AngelList: VCs in sheep’s clothing?

It’s been a bit under 60 days since AngelList announced Syndicates. What do we know so far? Is it really the great venture capital rotation that @jason described? Is AngelList becoming the democracy of funding with successful entrepreneurs funding new founders, angels gaining strength and big bad VC’s pushed to the side? Turns out, not really.

Amidst the defensive VC jabber that ensued the launch of syndicates, @bfeld made a bold move and launched an FG syndicate. Whether Brad tipped the tide or was just a leading indicator, VCs are now playing heavily on AngelList. It is a low cost way to participate in seed deal flow. But not only are VCs seeking participation, capital is actually seeking them on AngelList. Turns out would-be syndicate members are drawn to professional managers. Go figure.

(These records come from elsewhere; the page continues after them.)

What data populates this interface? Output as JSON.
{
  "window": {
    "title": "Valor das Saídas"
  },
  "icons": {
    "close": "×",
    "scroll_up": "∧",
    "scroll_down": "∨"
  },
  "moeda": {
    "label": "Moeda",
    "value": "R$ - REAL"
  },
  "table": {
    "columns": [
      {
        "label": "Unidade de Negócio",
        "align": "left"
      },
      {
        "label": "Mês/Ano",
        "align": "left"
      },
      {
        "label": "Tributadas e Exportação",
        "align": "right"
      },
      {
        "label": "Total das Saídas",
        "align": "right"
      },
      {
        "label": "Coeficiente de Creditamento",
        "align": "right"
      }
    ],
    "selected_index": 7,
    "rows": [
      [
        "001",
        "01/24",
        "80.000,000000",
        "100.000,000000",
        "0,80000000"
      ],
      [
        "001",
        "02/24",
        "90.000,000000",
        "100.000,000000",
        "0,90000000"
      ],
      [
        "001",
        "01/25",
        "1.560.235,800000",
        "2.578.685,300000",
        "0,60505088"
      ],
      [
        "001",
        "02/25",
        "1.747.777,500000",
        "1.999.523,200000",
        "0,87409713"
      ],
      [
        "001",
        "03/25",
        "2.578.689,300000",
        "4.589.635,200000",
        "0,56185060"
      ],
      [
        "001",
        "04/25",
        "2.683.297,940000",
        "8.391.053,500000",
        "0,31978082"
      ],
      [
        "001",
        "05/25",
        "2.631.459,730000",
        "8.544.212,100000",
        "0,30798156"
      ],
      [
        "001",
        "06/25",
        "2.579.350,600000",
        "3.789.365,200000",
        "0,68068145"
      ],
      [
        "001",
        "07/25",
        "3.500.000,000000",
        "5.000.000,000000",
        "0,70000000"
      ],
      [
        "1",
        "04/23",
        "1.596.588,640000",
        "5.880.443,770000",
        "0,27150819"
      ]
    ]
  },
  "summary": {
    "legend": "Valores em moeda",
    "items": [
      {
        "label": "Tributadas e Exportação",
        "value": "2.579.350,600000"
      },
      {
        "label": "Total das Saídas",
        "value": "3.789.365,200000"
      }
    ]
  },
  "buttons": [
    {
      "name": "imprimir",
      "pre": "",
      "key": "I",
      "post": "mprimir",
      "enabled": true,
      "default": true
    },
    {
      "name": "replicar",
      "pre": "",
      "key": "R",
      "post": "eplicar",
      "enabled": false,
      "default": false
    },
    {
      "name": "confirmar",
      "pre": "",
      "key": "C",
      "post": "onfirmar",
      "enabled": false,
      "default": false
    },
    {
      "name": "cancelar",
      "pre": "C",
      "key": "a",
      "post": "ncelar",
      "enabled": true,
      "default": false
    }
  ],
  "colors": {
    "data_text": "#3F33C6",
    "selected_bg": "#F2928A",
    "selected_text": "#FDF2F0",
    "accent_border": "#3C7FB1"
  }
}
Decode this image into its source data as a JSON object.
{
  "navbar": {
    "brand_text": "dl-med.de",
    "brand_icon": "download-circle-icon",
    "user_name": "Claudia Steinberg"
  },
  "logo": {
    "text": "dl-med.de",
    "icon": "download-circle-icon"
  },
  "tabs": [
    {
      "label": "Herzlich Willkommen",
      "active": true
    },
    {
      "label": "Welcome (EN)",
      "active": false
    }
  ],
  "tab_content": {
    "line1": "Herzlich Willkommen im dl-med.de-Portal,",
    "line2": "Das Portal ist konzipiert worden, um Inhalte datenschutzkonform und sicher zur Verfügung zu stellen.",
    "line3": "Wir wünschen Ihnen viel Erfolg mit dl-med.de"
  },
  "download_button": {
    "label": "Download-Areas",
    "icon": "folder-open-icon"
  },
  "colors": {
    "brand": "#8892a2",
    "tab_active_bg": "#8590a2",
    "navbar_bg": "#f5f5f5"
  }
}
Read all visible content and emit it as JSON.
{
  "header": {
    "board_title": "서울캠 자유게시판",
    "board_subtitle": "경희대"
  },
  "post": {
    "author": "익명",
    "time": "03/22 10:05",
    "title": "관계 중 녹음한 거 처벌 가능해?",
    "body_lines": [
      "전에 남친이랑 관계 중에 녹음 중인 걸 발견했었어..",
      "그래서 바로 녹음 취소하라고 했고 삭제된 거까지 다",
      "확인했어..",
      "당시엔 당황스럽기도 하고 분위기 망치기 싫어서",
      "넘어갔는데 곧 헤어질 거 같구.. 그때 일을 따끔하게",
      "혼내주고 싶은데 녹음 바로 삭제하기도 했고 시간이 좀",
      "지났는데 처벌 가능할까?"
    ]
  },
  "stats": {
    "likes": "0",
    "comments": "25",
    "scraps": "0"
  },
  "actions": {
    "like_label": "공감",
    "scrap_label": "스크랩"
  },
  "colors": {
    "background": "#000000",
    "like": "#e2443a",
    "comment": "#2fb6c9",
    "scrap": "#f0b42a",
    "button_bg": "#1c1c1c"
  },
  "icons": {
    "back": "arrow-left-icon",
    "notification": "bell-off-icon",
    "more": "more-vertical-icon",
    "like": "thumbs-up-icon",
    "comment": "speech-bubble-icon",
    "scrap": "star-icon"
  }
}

AngelList: (some) VCs in sheep’s clothing

The chart below shows the top 20 AngelList Syndicates as of Nov 5th (note that #1 Kevin Rose has added $400K since then!!!). The distribution of syndicates has a VERY long tail, so these top 20 account for a whopping $8.1M out of $9.9M total. 9 of these 20 are what I call “VC” syndicates – led by a VC or general partner at a venture fund. The rest tend to be successful entrepreneurs. On a capital basis, 49% is “VC” and 51% is “entrepreneur”.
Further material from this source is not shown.